Typical fully-loaded example:

conda create -n my-new-env python=3.6 scipy=0.15.0 astroid babel

Activating and Deactivating an Environment

It could not be easier!

  • Get a list of available environments with conda env list.

Switching from Conda's base environment, to my default environment, to the environment I created to make this presentation

No more worrying about which python installation to use: Just run python my_script.py and the python of your active environment will be used to run it.

When you're done working on your project, turn off the current virtual environment with conda deactivate.

Installing More Packages

  • See the packages you already have with conda list.
  • Find available packages with:
conda search scikit-learn
  • With your environment activated, run:
conda install scikit-learn=0.24.1
  • Specifying a version is optional.
  • Despite the warnings about pip's dependency resolution issues above, you can still use pip from within a conda environment, so you're not limited to only Anaconda packages.

Documentation

image.png

  • You can add environment variables to your virtual environment with
    conda env config vars set my_var=value
    
  • When your code is ready, run:
    conda env export > environment.yml
    
  • You can include the --from-history option to only specify the packages you installed manually.
  • Include the environment.yml file in your git repository for future users of your code. Here's a sample environment.yaml:
name: env-name
channels:
  - conda-forge
  - defaults
dependencies:
  - python=3.7
  - codecov
variables:
  VAR1: valueA
  VAR2: valueB
  • To create a new environment from an environment.yml file:
    conda env create -n my-env-from-file -f environment.yml
    

Delivering Environments

Conda-pack is a command line tool that archives a conda environment, which includes all the binaries of the packages installed in the environment. This is useful when you want to reproduce an environment with limited or no internet access.

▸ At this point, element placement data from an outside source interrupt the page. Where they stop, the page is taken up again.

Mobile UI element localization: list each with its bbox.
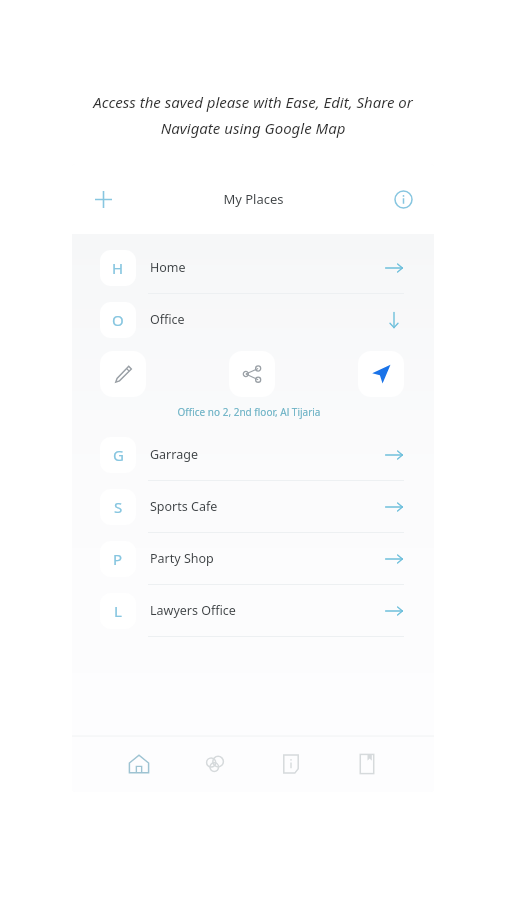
button[interactable]: P [72, 533, 434, 584]
button[interactable]: Home [112, 737, 166, 791]
button[interactable]: Info [264, 737, 318, 791]
staticText: Garrage [150, 446, 198, 463]
button[interactable]: Edit [100, 351, 146, 397]
button[interactable]: G [72, 429, 434, 480]
button[interactable]: Share [229, 351, 275, 397]
button[interactable]: Cloud [188, 737, 242, 791]
staticText: P [113, 549, 123, 569]
staticText: L [114, 601, 122, 621]
button[interactable]: L [72, 585, 434, 636]
staticText: G [113, 445, 124, 465]
button[interactable]: Navigate [358, 351, 404, 397]
staticText: O [112, 310, 124, 330]
staticText: Access the saved please with Ease, Edit,… [26, 92, 480, 139]
staticText: Office no 2, 2nd floor, Al Tijaria [72, 405, 426, 419]
staticText: Lawyers Office [150, 602, 236, 619]
staticText: My Places [223, 190, 284, 208]
button[interactable]: S [72, 481, 434, 532]
staticText: Party Shop [150, 550, 214, 567]
staticText: S [114, 497, 123, 517]
button[interactable]: O [72, 294, 434, 345]
staticText: Office [150, 311, 185, 328]
button[interactable]: H [72, 242, 434, 293]
button[interactable]: Documents [340, 737, 394, 791]
button[interactable]: Add place [86, 182, 120, 216]
staticText: Sports Cafe [150, 498, 218, 515]
button[interactable]: Info [386, 182, 420, 216]
staticText: H [112, 258, 124, 278]
staticText: Home [150, 259, 186, 276]
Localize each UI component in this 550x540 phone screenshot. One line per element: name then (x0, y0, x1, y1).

  • Requirements: Source and target machines are of the same OS type (Mac/Linux/Windows) and source has a conda installation.
  • Activate the base environment so that the package will be available to all sub-environments, then install conda-pack with:
conda install -c conda-forge conda-pack
  • -c conda-forge specifies that the package comes from the conda-forge channel instead of the main Anaconda repository.

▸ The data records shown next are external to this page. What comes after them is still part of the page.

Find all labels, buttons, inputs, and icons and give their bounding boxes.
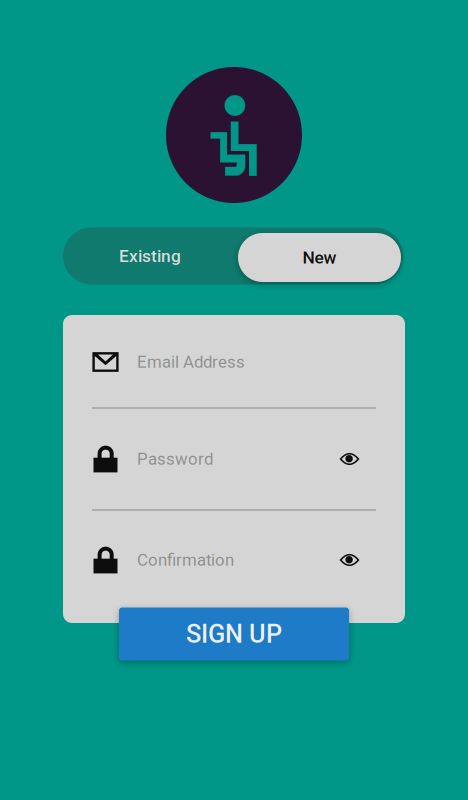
staticText: SIGN UP [186,619,282,649]
staticText: Confirmation [137,550,234,570]
button[interactable]: Show password [334,545,364,575]
staticText: New [302,247,336,268]
staticText: Password [137,449,213,469]
button[interactable]: Existing [63,228,237,284]
staticText: Email Address [137,352,245,372]
button[interactable]: SIGN UP [119,608,349,660]
staticText: Existing [119,246,181,266]
button[interactable]: Show password [334,444,364,474]
button[interactable]: New [238,233,401,282]
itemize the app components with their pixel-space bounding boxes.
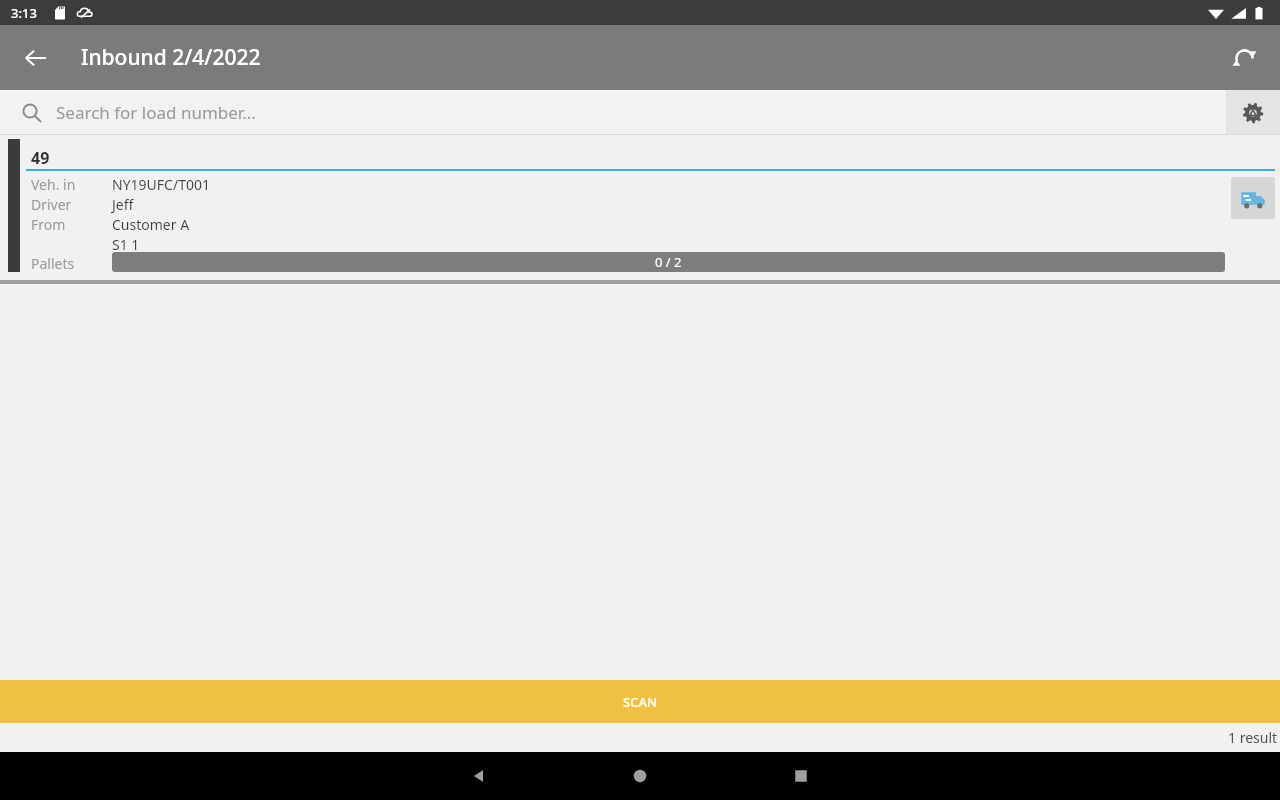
staticText: Search for load number...	[56, 101, 256, 124]
button[interactable]: Refresh	[1220, 34, 1268, 82]
staticText: Customer A	[112, 215, 190, 234]
staticText: From	[31, 215, 66, 234]
staticText: 49	[31, 147, 50, 169]
button[interactable]: Back	[455, 752, 503, 800]
staticText: S1 1	[112, 235, 140, 254]
staticText: 0 / 2	[655, 253, 682, 271]
staticText: Veh. in	[31, 175, 76, 194]
staticText: Jeff	[112, 195, 134, 214]
staticText: Inbound 2/4/2022	[81, 43, 261, 72]
button[interactable]: Back	[12, 34, 60, 82]
staticText: 1 result	[1228, 728, 1278, 747]
button[interactable]: 49	[0, 135, 1280, 280]
staticText: SCAN	[623, 693, 658, 711]
staticText: Pallets	[31, 254, 75, 273]
button[interactable]: Home	[616, 752, 664, 800]
button[interactable]: Recent apps	[777, 752, 825, 800]
button[interactable]: Settings	[1226, 90, 1280, 135]
staticText: Driver	[31, 195, 72, 214]
button[interactable]: SCAN	[0, 680, 1280, 723]
staticText: NY19UFC/T001	[112, 175, 210, 194]
button[interactable]: Search for load number...	[0, 90, 1280, 135]
button[interactable]: Unload vehicle	[1231, 177, 1275, 219]
staticText: 3:13	[11, 4, 37, 22]
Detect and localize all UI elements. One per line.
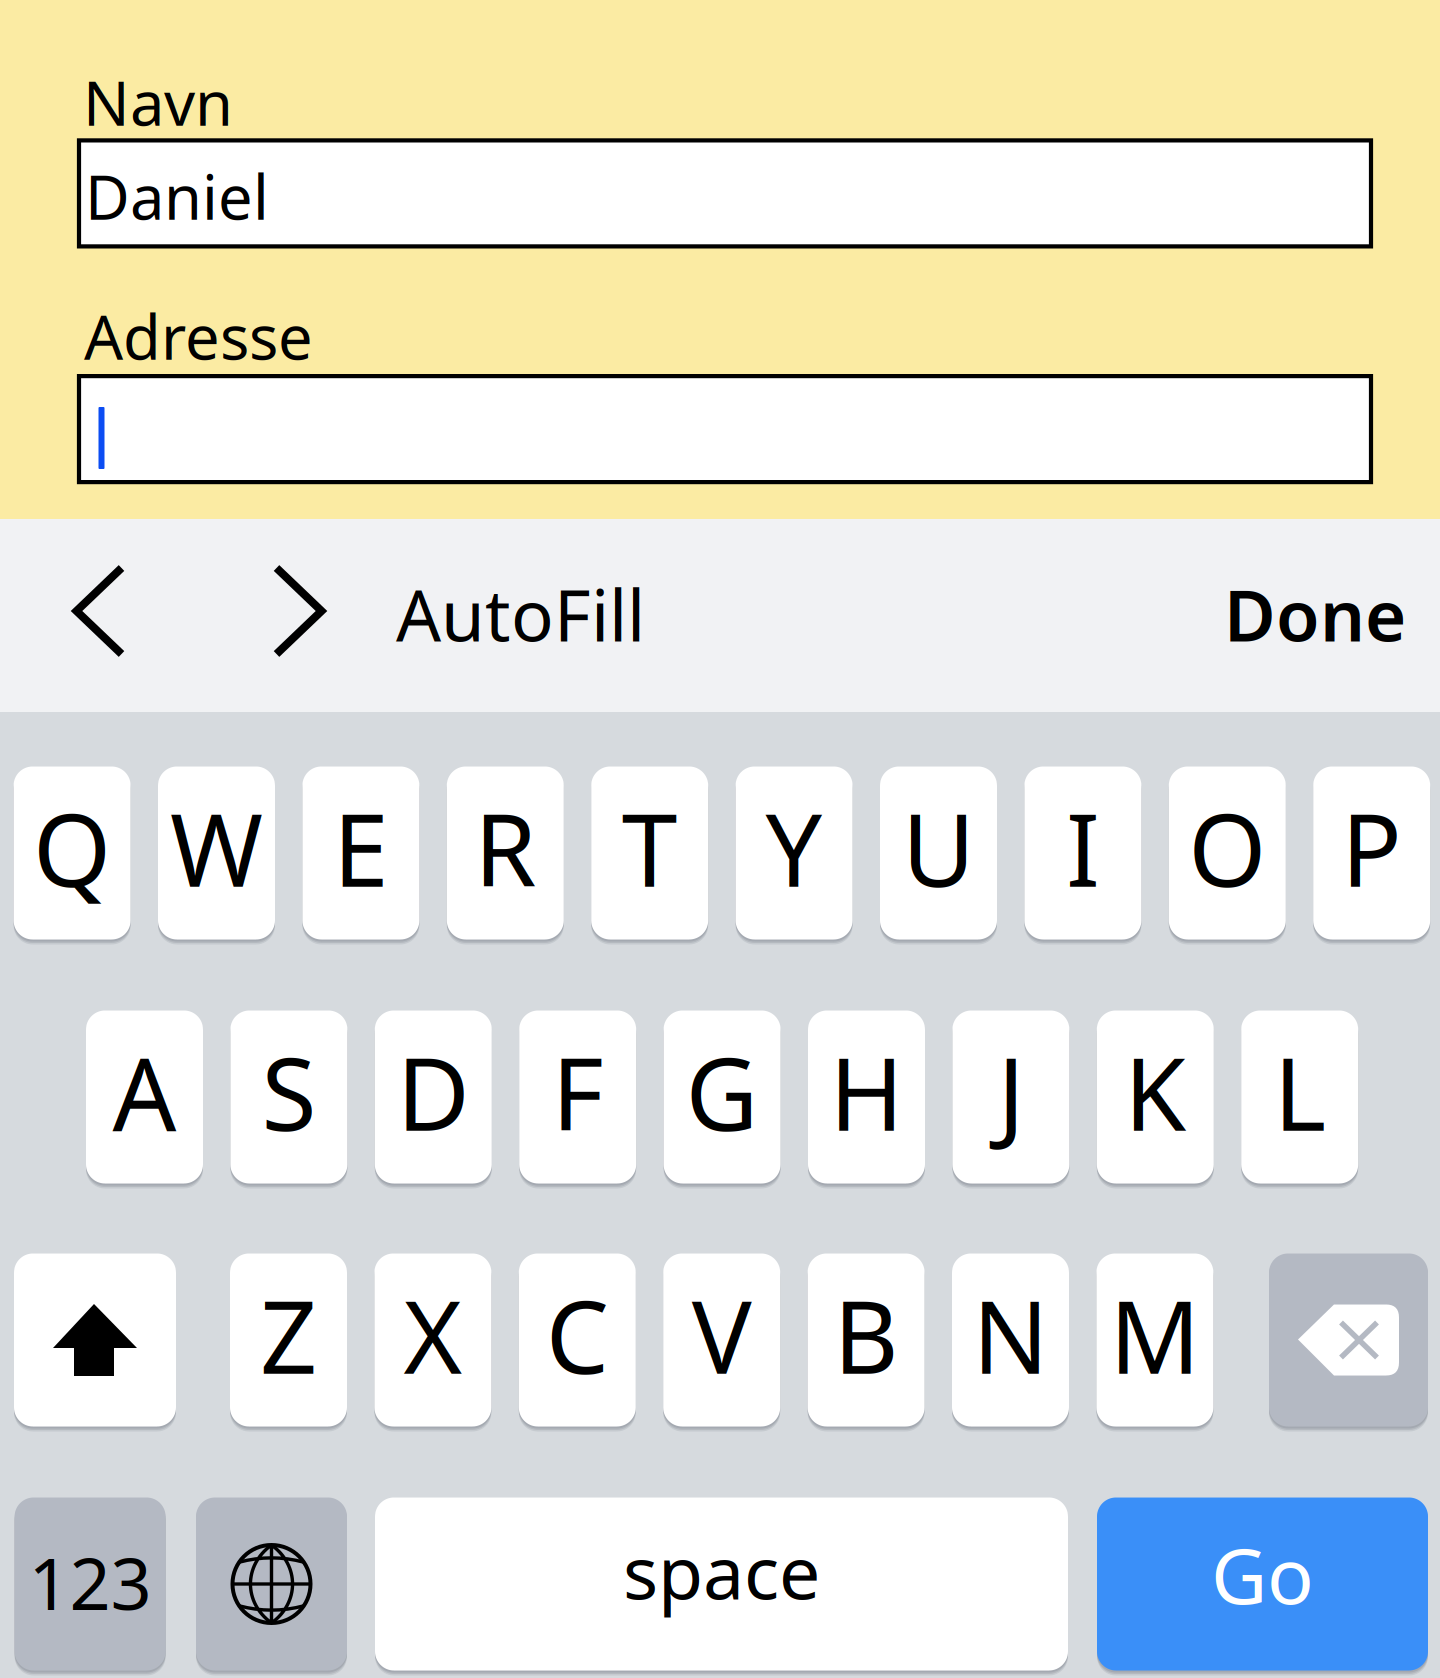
staticText: T <box>622 782 678 914</box>
button[interactable]: W <box>158 764 275 942</box>
button[interactable]: C <box>519 1251 636 1429</box>
staticText: I <box>1066 782 1100 914</box>
staticText: Navn <box>83 61 233 143</box>
staticText: Daniel <box>85 155 269 237</box>
button[interactable]: Delete <box>1269 1251 1428 1429</box>
button[interactable]: R <box>447 764 564 942</box>
staticText: Q <box>33 782 111 914</box>
staticText: D <box>397 1026 470 1158</box>
button[interactable]: I <box>1024 764 1141 942</box>
staticText: Z <box>260 1269 317 1401</box>
staticText: U <box>902 782 975 914</box>
staticText: K <box>1124 1026 1186 1158</box>
button[interactable]: B <box>808 1251 925 1429</box>
button[interactable]: G <box>664 1008 781 1186</box>
button[interactable]: space <box>375 1495 1068 1673</box>
staticText: AutoFill <box>396 567 645 661</box>
staticText: M <box>1109 1269 1200 1401</box>
staticText: 123 <box>29 1534 152 1630</box>
button[interactable]: AutoFill <box>396 544 656 684</box>
staticText: Adresse <box>84 295 313 377</box>
button[interactable]: E <box>302 764 419 942</box>
staticText: Y <box>766 782 823 914</box>
button[interactable]: S <box>230 1008 347 1186</box>
button[interactable]: Y <box>736 764 853 942</box>
staticText: O <box>1188 782 1266 914</box>
button[interactable]: K <box>1097 1008 1214 1186</box>
button[interactable]: P <box>1313 764 1430 942</box>
staticText: C <box>546 1269 609 1401</box>
button[interactable]: M <box>1096 1251 1213 1429</box>
button[interactable]: Shift <box>14 1251 176 1429</box>
staticText: P <box>1341 782 1402 914</box>
staticText: Go <box>1211 1523 1314 1625</box>
staticText: B <box>834 1269 899 1401</box>
button[interactable]: Z <box>230 1251 347 1429</box>
staticText: V <box>692 1269 752 1401</box>
staticText: space <box>623 1522 820 1620</box>
button[interactable]: J <box>952 1008 1069 1186</box>
staticText: S <box>261 1026 316 1158</box>
button[interactable]: V <box>663 1251 780 1429</box>
staticText: F <box>552 1026 604 1158</box>
staticText: W <box>170 782 263 914</box>
staticText: G <box>686 1026 759 1158</box>
button[interactable]: T <box>591 764 708 942</box>
staticText: E <box>333 782 389 914</box>
button[interactable]: D <box>375 1008 492 1186</box>
staticText: H <box>830 1026 904 1158</box>
staticText: X <box>403 1269 462 1401</box>
staticText: Done <box>1224 567 1406 661</box>
button[interactable]: Q <box>14 764 131 942</box>
button[interactable]: U <box>880 764 997 942</box>
button[interactable]: Done <box>1126 544 1406 684</box>
staticText: N <box>972 1269 1048 1401</box>
button[interactable]: O <box>1169 764 1286 942</box>
button[interactable]: X <box>374 1251 491 1429</box>
button[interactable]: Previous field <box>34 541 164 681</box>
button[interactable]: N <box>952 1251 1069 1429</box>
button[interactable]: F <box>519 1008 636 1186</box>
button[interactable]: Go <box>1097 1495 1428 1673</box>
button[interactable]: H <box>808 1008 925 1186</box>
staticText: J <box>997 1026 1024 1158</box>
staticText: A <box>112 1026 176 1158</box>
button[interactable]: A <box>86 1008 203 1186</box>
staticText: L <box>1274 1026 1326 1158</box>
button[interactable]: 123 <box>15 1495 166 1673</box>
staticText: R <box>474 782 536 914</box>
button[interactable]: L <box>1241 1008 1358 1186</box>
button[interactable]: Next keyboard <box>196 1495 347 1673</box>
button[interactable]: Next field <box>234 541 364 681</box>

  • Pack the environment with

conda pack -n my-env-for-customer
  • I made one as a test: the simple environment was 87MB as a tar.gz.
  • Deliver to the .tar.tgz file to the target computer. In the target's miniconda envs directory, create a new directory for your new env. Activate the new environment, unpack it, and deactivate it with:
cd /dir/to/miniconda3/envs/my_env
source my_env/bin/activate
conda-unpack
source my_env/bin/deactivate

I've heard of conda, Anaconda, and Miniconda. What's the difference?

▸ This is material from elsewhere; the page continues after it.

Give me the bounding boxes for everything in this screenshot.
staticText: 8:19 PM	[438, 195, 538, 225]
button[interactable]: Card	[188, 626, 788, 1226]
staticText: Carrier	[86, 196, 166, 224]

  • Conda is the package and environment manager software.
  • Anaconda and Miniconda are both distributions. They both have conda and a python installation that is used as the base.
  • Miniconda comes with a minimal python installation and the conda package and environment manager.
  • Anaconda is a metapackage of 160 data science packages (numpy, scipy, pandas, etc).
  • If you have Miniconda, you can install all the Anaconda packages with
    conda install anaconda
    

Conda sounds great, are there literally any downsides?

  • Publishing your own package to PyPI is trivial, but publishing to a conda repository is more of an involved process (you have to build binaries for all supported OSes instead of just uploading the code).
  • It's not part of core python: the default package for this functionality is venv.
  • Outside of the data science world, some people find that conda is overkill for pure python projects.*
  • A basic miniconda environment takes more disk space than a venv one.
  • Conda's dependency resolution is better, but does take a little longer.

* I think they're biased against its data science reputation and have never had a problem with a conda environment, even when working on non-data science code.